BYU's Halloween Delivery

I came across a link to this story about a mysterious package containing two skulls that showed up at BYU's history department. I totally buy that someone thought possessing the skulls was a bad idea; even legally obtained skulls (such as those from medical supply companies) tend to have a sordid history of body part trading from another area of the word (e.g., India, China) and thus cross over into ethically grey territory. But the person who sent these skulls (a child and an adult) marked the return address as: Jim Crow, Route 3-126, Augusta, Montana. The police's current theory is that they're Native American skulls; if they were from Augusta, that seems to be originally Blackfoot territory. And the skulls might therefore be able to be repatriated under NAGPRA as the Blackfoot Nation is nationally-recognized. The super weird part of the puzzle, though, is the name Jim Crow. Is there a possibility that these are the skulls of an African-American adult and child? I watched the video half a dozen times, but the cop doesn't hold the adult skull still enough for me to estimate sex, much less attempt to suss out any possible ancestry traits. The skulls, according to the news report, are being sent to the state archaeologist's office, and I know they have bioarchaeologists and forensic anthropologists in Utah, so I hope more information comes out.
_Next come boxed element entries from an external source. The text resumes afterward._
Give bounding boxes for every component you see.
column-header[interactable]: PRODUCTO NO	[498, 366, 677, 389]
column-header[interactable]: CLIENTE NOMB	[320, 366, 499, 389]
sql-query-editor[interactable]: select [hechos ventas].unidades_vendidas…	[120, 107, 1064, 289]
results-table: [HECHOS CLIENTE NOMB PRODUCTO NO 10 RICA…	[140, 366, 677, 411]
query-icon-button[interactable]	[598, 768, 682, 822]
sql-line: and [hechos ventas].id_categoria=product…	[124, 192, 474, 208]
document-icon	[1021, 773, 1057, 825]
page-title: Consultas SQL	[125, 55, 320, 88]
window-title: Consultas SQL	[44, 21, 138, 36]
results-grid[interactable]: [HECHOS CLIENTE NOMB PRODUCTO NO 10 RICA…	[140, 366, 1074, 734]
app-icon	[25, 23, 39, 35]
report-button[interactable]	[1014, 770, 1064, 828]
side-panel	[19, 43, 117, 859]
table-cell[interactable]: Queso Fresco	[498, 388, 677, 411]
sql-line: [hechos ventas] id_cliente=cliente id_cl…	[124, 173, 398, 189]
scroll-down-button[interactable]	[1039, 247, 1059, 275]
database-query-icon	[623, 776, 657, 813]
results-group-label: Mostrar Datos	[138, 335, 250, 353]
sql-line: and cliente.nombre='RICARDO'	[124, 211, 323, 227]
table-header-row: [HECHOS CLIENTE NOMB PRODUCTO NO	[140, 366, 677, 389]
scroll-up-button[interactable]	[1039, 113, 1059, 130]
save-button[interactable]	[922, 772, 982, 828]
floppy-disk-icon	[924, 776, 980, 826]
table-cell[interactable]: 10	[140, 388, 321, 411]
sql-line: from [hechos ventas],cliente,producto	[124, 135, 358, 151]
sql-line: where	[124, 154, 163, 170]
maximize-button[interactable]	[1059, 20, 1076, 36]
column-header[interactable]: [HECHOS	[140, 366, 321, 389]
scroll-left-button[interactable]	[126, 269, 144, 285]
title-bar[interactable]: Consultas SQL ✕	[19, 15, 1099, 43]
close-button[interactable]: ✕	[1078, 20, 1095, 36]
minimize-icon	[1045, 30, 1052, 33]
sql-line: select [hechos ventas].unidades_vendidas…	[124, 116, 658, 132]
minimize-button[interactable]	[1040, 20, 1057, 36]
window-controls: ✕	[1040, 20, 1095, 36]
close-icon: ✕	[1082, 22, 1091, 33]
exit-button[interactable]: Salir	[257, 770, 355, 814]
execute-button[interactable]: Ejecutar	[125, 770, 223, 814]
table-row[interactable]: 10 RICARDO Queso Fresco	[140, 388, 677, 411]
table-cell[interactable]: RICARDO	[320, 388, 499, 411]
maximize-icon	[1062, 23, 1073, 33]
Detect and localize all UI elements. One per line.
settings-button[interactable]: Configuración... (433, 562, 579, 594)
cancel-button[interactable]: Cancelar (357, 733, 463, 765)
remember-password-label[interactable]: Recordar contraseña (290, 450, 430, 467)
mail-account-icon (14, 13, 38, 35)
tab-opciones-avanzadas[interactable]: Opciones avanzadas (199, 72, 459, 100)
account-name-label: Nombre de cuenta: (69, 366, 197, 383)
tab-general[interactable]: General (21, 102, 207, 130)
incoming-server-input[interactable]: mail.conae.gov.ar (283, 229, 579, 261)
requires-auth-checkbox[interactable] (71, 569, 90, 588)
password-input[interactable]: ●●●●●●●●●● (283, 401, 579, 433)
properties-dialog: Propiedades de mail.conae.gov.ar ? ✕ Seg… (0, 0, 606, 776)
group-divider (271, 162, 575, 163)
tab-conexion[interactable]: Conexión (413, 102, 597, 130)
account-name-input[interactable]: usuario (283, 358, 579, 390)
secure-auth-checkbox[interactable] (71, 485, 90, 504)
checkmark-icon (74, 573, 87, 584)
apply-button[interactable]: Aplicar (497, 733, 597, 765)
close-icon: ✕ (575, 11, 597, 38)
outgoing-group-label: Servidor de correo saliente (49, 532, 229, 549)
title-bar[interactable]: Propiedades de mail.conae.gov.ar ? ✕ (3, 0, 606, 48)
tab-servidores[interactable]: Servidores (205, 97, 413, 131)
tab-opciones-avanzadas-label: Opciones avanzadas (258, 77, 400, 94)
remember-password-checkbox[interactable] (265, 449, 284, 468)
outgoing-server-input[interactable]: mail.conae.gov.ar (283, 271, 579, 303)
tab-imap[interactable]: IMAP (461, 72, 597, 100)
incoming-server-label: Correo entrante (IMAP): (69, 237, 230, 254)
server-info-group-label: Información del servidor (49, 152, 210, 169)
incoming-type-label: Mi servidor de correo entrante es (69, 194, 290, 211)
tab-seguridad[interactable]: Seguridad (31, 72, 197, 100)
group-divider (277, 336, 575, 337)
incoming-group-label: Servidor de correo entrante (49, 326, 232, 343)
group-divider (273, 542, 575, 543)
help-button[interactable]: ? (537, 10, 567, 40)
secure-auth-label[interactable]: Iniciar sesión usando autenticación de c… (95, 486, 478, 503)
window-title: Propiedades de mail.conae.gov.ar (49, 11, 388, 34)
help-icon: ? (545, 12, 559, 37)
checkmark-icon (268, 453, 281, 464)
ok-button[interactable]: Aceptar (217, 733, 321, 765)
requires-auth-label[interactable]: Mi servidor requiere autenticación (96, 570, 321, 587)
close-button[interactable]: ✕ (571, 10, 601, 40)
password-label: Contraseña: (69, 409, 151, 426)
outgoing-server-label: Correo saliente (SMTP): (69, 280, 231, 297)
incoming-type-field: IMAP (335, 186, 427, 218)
I have to wonder, though, as I'm not as versed as I should be in my knowledge of human remains possession, what does one do if one finds a skull or other human body parts? It wasn't unusual in the past for medical doctors to have their own study skulls, which may have ended up in the attic for their unsuspecting heirs to find long after their death. Are there laws that protect people who turn in human remains? Is an investigation immediately launched? What if those human remains turn out to be Native American or African-American rather than medical specimens procured from India or China?

UPDATE - 10/28/10: That was quick. The state archaeologist has already said that the skulls were most likely Native American, but that seems to be all he could tell upon immediate examination. (Interestingly, the news report doesn't state the sex of the adult or the age of the child, which are arguably easier to determine than ancestry.)

UPDATE - 11/5/10: The skulls are indeed Native American according to the state archaeologist. They'll be turned over to a Utah tribe.